Quando ouvi a notícia, pensei que
o PGR angolano estaria a ser insensato, pois deveria ter transferido vários
milhões de dólares para Portugal, sem justificar a origem de tanto dinheiro.
Porém, fiquei boquiaberto quando li que se trata do equivalente a 70 mil euros
- que é uma quantia irrisória, que qualquer funcionário público de escalão
superior (seja em Angola, seja em Portugal) pode dispor ao fim de várias
décadas de trabalho. Porquê então divulgar uma notícia destas?
A primeira questão a referir tem a
ver com a investigação em si. Ninguém tem nada contra a investigação civil ou
criminal, desde que ela se faça devidamente, nos termos da lei, de forma
objectiva e sem perseguições de qualquer natureza.
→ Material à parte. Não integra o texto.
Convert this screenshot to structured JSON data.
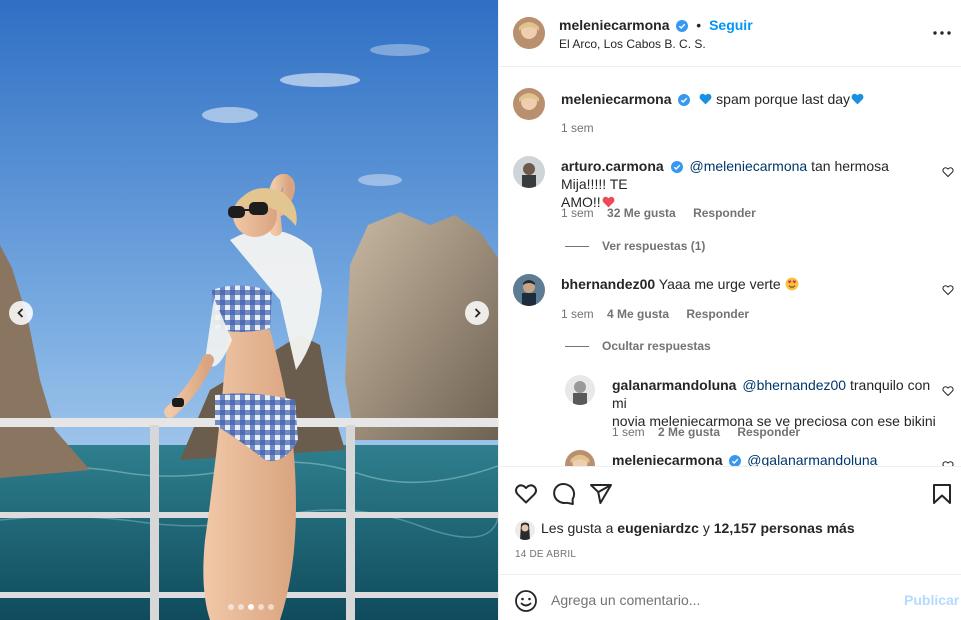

E não pode haver condenações
em praça pública, sem julgamento. Pois no caso que envolve o PGR angolano,
houve condenação premeditada em praça pública, sem julgamento e com nítido
prejuízo do seu bom-nome. Houve até menção à função que desempenha, quando a
transferência foi feita pelo cidadão e não pelo procurador.
Em segundo lugar, a quantia
envolvida na transferência é de 90 mil dólares. Estamos a falar de uma pessoa
que é funcionário superior do Estado angolano há já algumas décadas. Supondo
que um técnico superior angolano consiga poupar em média 500 dólares por mês,
chegará aos 90 mil dólares ao fim de 15 anos. E se, sendo procurador, poupar
mil dólares por mês, isso pode acontecer antes de terminado o 8.º ano.
Portanto, neste caso, para justificar o montante transferido para Lisboa
bastaria ao PGR angolano apresentar uma declaração de salários. Ainda que fosse
o dobro do valor em causa, bastaria a declaração de salários (sem haver
necessidade de fazer prova de outros rendimentos, que até se sabe haver).
Se a dúvida disser respeito à
origem da transferência, então será necessário que os bancos informem os seus
clientes dos locais a partir dos quais a lei determina não ser possível
transferir dinheiro.
Há um terceiro aspecto a referir,
que tem a ver com alguma especificidade de Angola - melhor, do mercado angolano,
onde o informal tem grande peso. Se o cidadão João Maria de Sousa tiver um
apartamento que decida trespassar, pode embolsar num ápice quaisquer 100 mil ou
200 mil dólares. Estamos a falar em trespasse e não em venda, o que significa
que isso não envolve uma declaração de compra e venda, nem sequer chega ao
conhecimento do Estado.
Sim, é isso que ocorre em Angola:
a pessoa que trespassou o apartamento onde vivo não deu conta dessa transacção
ao Estado e não pagou qualquer imposto. Esta é a realidade do mercado angolano.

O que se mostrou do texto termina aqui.